Richard Henry Friend

President's International Advisory Council

Richard Henry Friend

Cavendish Professor of Physics, University of Cambridge
United Kingdom

 

Professor Sir Richard Henry Friend, FRS and FREng, is Cavendish Professor of Physics and a Fellow of St. John's College at the University of Cambridge. Professor Friend is world renowned for pioneering the physics and engineering of semiconductor devices made with carbon-based semiconducting polymers.

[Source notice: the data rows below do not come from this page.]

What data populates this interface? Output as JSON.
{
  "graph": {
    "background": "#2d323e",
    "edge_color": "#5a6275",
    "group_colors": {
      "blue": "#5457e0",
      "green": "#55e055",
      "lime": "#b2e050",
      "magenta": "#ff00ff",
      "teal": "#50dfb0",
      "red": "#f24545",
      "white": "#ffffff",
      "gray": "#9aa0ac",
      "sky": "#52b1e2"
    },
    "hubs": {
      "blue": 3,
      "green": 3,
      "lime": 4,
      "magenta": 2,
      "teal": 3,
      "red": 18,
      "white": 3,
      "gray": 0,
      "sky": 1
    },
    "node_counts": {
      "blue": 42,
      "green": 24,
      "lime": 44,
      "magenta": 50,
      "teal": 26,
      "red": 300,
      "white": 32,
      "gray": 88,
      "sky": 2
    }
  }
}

He has shown that polymers can be processed to form high-performing semiconductor devices, and his research group was the first to demonstrate using polymers: clean operation of field-effect transistors, light-emitting diodes, efficient photovoltaic diodes, optically-pumped lasing, directly-printed polymer transistor circuits and light-emitting transistors. This work has revolutionized the understanding of the electronic properties of polymeric semiconductors, which are now recognized to be very suitable for use in semiconductor devices. It has also made possible new applications for semiconductors, particularly for solid-state light-emitting displays using polymer light-emitting diodes.

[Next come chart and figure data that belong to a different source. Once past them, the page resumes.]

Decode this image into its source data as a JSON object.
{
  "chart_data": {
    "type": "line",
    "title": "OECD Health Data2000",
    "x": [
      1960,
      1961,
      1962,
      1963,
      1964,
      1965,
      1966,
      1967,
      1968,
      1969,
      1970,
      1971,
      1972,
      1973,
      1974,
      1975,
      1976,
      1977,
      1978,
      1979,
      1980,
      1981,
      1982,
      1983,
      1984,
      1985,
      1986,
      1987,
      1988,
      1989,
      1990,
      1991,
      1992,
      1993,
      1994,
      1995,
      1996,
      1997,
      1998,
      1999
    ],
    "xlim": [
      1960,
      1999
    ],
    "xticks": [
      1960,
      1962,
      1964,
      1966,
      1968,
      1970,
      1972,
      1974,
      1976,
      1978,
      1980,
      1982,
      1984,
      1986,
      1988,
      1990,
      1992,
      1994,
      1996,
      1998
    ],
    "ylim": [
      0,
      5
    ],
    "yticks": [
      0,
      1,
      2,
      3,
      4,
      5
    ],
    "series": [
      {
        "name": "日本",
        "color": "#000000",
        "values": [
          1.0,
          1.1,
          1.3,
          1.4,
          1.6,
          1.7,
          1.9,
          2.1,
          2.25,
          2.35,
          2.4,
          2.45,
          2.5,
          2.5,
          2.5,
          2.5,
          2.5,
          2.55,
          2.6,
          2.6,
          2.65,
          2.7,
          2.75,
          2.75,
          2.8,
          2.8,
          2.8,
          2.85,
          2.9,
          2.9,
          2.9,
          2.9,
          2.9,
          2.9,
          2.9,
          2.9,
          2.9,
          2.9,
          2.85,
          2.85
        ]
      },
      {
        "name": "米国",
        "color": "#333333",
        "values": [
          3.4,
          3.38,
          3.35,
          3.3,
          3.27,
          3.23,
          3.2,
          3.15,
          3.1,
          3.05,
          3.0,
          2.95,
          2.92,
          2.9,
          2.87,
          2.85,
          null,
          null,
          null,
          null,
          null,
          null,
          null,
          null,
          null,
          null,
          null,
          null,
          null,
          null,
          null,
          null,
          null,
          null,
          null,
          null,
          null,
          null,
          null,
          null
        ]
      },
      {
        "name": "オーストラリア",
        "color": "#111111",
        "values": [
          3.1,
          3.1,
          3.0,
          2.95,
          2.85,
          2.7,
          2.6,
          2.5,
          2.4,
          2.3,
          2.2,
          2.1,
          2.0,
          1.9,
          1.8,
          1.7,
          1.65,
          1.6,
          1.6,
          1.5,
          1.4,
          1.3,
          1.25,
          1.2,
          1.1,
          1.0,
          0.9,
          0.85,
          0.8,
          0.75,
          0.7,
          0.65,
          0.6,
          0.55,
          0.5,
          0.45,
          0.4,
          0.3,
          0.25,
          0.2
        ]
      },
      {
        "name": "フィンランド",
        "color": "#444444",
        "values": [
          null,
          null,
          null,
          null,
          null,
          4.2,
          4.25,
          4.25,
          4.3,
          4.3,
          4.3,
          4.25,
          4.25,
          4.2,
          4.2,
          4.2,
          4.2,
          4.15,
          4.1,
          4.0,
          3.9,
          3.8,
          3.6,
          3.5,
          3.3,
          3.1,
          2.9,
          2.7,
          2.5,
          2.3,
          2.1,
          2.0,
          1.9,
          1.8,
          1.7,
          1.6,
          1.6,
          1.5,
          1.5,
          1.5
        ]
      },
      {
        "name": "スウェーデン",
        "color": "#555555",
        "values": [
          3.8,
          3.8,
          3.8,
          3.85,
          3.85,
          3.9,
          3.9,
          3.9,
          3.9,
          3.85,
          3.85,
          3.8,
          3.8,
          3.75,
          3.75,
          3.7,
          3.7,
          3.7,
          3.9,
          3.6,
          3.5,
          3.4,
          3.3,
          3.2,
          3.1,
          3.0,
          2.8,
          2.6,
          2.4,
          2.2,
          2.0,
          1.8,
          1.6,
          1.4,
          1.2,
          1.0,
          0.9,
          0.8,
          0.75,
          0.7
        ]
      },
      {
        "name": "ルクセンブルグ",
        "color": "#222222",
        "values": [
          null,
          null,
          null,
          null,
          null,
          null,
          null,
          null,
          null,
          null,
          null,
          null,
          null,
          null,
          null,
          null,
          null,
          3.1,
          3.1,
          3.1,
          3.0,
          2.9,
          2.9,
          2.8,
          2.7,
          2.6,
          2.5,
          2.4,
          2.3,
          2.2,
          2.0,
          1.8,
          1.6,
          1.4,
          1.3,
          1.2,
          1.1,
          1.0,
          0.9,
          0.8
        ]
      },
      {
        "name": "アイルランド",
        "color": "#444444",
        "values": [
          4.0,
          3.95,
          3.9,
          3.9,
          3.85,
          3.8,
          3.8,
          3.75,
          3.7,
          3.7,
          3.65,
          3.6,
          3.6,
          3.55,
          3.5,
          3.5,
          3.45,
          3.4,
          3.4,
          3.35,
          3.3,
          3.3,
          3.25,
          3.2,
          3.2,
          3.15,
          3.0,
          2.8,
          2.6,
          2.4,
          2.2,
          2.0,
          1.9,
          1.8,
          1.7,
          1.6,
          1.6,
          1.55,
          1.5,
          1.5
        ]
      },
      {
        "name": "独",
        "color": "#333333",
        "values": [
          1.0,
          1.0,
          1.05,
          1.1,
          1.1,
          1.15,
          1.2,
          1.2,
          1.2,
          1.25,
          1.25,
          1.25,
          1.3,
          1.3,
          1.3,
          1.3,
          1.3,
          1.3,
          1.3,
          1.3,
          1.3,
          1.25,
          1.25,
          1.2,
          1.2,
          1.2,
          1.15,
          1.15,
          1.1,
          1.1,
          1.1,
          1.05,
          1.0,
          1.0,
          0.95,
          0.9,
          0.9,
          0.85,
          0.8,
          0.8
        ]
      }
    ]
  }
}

Products based on these discoveries, including cell phone displays, are now in the market. The impact of this technology may prove to be of immense significance: the fabrication of semiconductor devices and circuits by direct printing is radically different from the traditional patterning and process technologies of inorganic semiconductors, and will allow directly-printed semiconductor circuits to be manufactured at much reduced cost. This work was developed both within the University of Cambridge and also through the formation of two companies, Cambridge Display Technology and Plastic Logic.

Professor Friend has over 700 publications in scientific journals and more than 40 patents. He has been identified by the Institute for Scientific Information (ISI) as the most-cited UK-based scientist working in the physical sciences over the decade 1990-1999. He has also been listed by ISI as one of the 2 most-cited physicists based in the UK.

In March 2003, as the 81st recipient of the Faraday Medal of the Institute of Electrical Engineers, Richard Friend joined a distinguished roll of honour that commenced in 1922 with Oliver Heaviside. Professor Friend was knighted for "Services to Physics" in the Queen's birthday honours List in 2003. In 2009, Professor Friend was a co-winner of the King Faisal International Prize for Science.